La start-up, spécialisée dans la livraison de produits consignés, vient de lever dix millions d'euros. Objectifs ? Améliorer la rentabilité de ses infrastructures et proposer de nouveaux produits. Son cofondateur et CEO Charles Christory revient sur l’ambition qu’il porte depuis deux ans et demi.

Pourquoi avoir cofondé Le Fourgon ?

Je suis entrepreneur depuis quinze ans. Auparavant j’avais monté une entreprise, vendue en 2010 à Webedia, spécialisée dans le marketing digital. Nous aidions les marques à performer par le jeu. Il me manquait cette notion d’impact et de sens. J’ai eu une prise de conscience progressive. Alors que la planète se réchauffe, les deux autres fondateurs du Fourgon Stéphane Dessein, Maxime Tharin et moi nous demandions ce que nous allions laisser aux générations d’après. Plutôt que de lancer de gros projets nous nous sommes attaqués à des sujets du quotidien. Quand on boit une bouteille, on la jette ensuite à la poubelle alors qu’on met nos assiettes dans une machine à laver. Or le nettoyage consomme beaucoup moins d’eau et d’énergie que la production d’emballages. En France, chaque année, 100 milliards d’emballages sont utilisés et les microplastiques ont un impact néfaste avéré sur la santé.

Les start-up dans la RSE ont tendance à disrupter des secteurs. Vous, vous remettez la consigne au goût du jour. Pourquoi ?

Malheureusement je pense qu’on se fourvoie en essayant d’innover de façon totalement disruptive pour sauver la planète. On veut construire des avions verts et remplacer les véhicules thermiques par des électriques afin de préserver des emplois et les moyens de transport. C’est bien, mais on devrait allouer davantage de moyens pour que les gens utilisent le vélo, qui existait avant la voiture. Il faut revenir au bon sens paysan. Ce n’est pas l’intelligence artificielle qui sauvera la planète. Mettre des millions sur la table pour améliorer le tri des déchets, car seulement 26 % des plastiques sont vraiment recyclés, est une bonne idée. Mais c’est la dernière étape. Nous avons oublié l’étape intermédiaire, notamment à cause de la pression de certains lobbys : le remploi. Nos impôts paient le cycle des déchets mais pas le cycle du réemploi.

"Plutôt que de lancer de gros projets nous nous sommes attaqués à des sujets du quotidien"

Comment fonctionnez-vous ?

Nous livrons entre 700 et 800 types de produits consignés. Cela va de la limonade à la bière en passant par le lait et le liquide vaisselle. Nous nous développons aussi dans le shampoing, le dentifrice, les gels douche ou encore les bocaux de légumes et les compotes. Nous proposons des prix qui sont bons pour le client, le producteur et nous. Les produits sont issus majoritairement de producteurs locaux. Il est beaucoup plus simple de commander sur notre site que sur un drive classique, la livraison est gratuite à partir de 20 euros et peut se faire dans la journée. Les emballages consignés sont récupérés lors de la commande suivante et peuvent être réutilisés jusqu’à 40 fois.

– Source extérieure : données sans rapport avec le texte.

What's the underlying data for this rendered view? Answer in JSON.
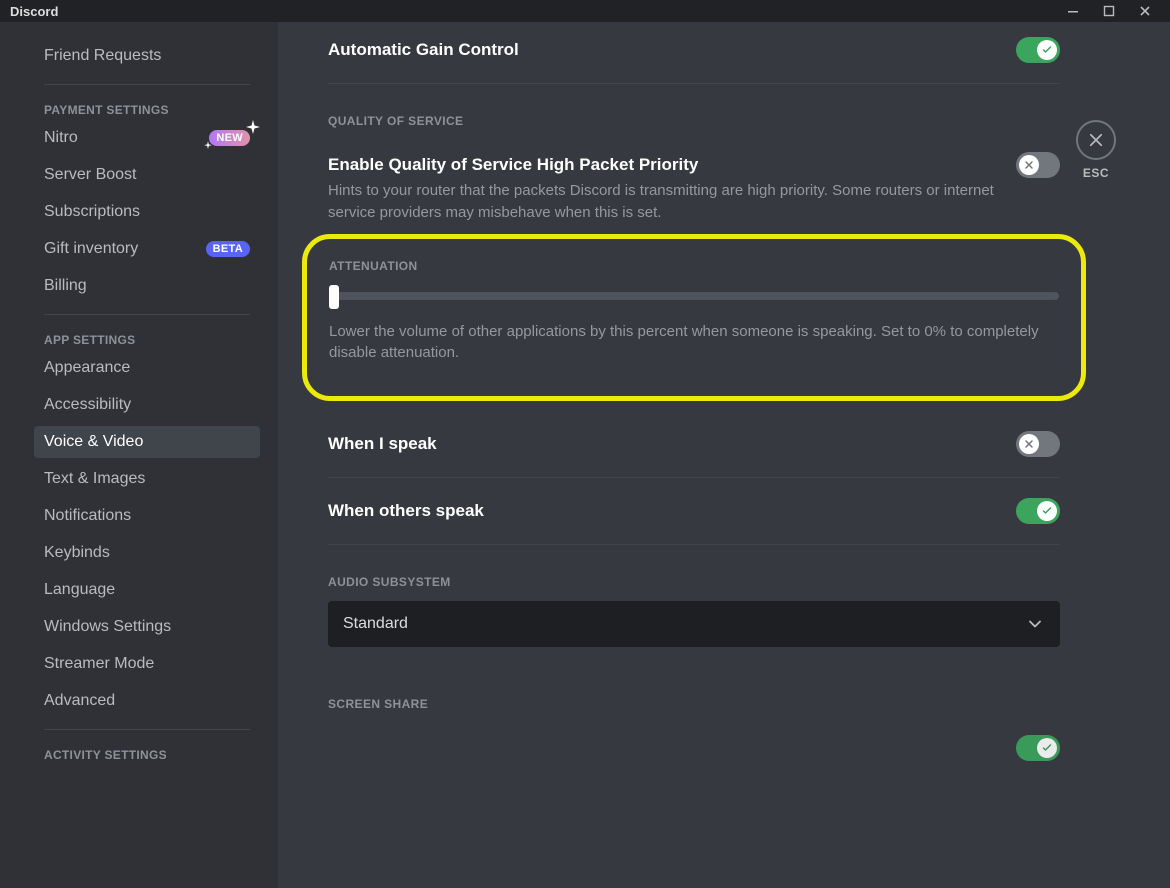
{
  "app": {
    "title": "Discord"
  },
  "sidebar": {
    "top_item": "Friend Requests",
    "groups": [
      {
        "header": "PAYMENT SETTINGS",
        "items": [
          {
            "label": "Nitro",
            "tag": "NEW"
          },
          {
            "label": "Server Boost"
          },
          {
            "label": "Subscriptions"
          },
          {
            "label": "Gift inventory",
            "tag": "BETA"
          },
          {
            "label": "Billing"
          }
        ]
      },
      {
        "header": "APP SETTINGS",
        "items": [
          {
            "label": "Appearance"
          },
          {
            "label": "Accessibility"
          },
          {
            "label": "Voice & Video",
            "selected": true
          },
          {
            "label": "Text & Images"
          },
          {
            "label": "Notifications"
          },
          {
            "label": "Keybinds"
          },
          {
            "label": "Language"
          },
          {
            "label": "Windows Settings"
          },
          {
            "label": "Streamer Mode"
          },
          {
            "label": "Advanced"
          }
        ]
      },
      {
        "header": "ACTIVITY SETTINGS",
        "items": []
      }
    ]
  },
  "close": {
    "label": "ESC"
  },
  "settings": {
    "agc": {
      "label": "Automatic Gain Control",
      "on": true
    },
    "qos": {
      "header": "QUALITY OF SERVICE",
      "label": "Enable Quality of Service High Packet Priority",
      "desc": "Hints to your router that the packets Discord is transmitting are high priority. Some routers or internet service providers may misbehave when this is set.",
      "on": false
    },
    "attenuation": {
      "header": "ATTENUATION",
      "desc": "Lower the volume of other applications by this percent when someone is speaking. Set to 0% to completely disable attenuation.",
      "value_percent": 0,
      "when_i_speak": {
        "label": "When I speak",
        "on": false
      },
      "when_others_speak": {
        "label": "When others speak",
        "on": true
      }
    },
    "audio_subsystem": {
      "header": "AUDIO SUBSYSTEM",
      "selected": "Standard"
    },
    "screen_share": {
      "header": "SCREEN SHARE"
    }
  }
}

Vous venez de lever 10 millions d’euros dans un contexte de marché difficile. Avez-vous eu du mal à convaincre ?

Oui et non. Dix millions, c’est une belle somme par les temps qui courent. Toutefois, nous avons rencontré beaucoup de fonds à impact pour qui le premier critère est économique. Ils préfèrent faire cent fois leur mise voire tout perdre que d’aller sur des business qui proposent un retour sur investissement de 4 à 10. Nous, nous sommes dans l’infrastructure. Nous avons construit dix-neuf sites logistiques. Un seul est rentable pour le moment, les autres vont le devenir. En deux ans et demi nous avons recruté 300 personnes. Même si nos chiffres vont dans le bon sens, cela coûte de l’argent. Les investisseurs penchent pour des boîtes avec 100 % de marge brute. Mais on ne sauvera pas l’humanité uniquement avec des SAS. Les citoyens l’ont bien compris. Cette année nous avons aussi lancé une levée de fonds participative et récolté 3 millions d’euros en 21 jours. Pour la dernière levée, nous avons été soutenus par des business angels, souvent avec leur propre argent mais aussi par la holding d’un gros groupe, id4 Ventures, Teampact Ventures et le fonds La Poste Ventures.

Qu’allez-vous faire de cet argent ?

Financer les infrastructures et aider nos entrepôts à aller vers la rentabilité. Nous voulons aussi accélérer dans l’alimentaire, l’hygiène, la beauté et la maison. Il y a encore trois zones où nous ne sommes pas présents : le Sud, l’Île-de-France et la Normandie. Nous avons évidemment vocation à y aller, mais d’abord nous devons améliorer tout notre squelette en montant d’un cran dans le digital, le management et le marketing.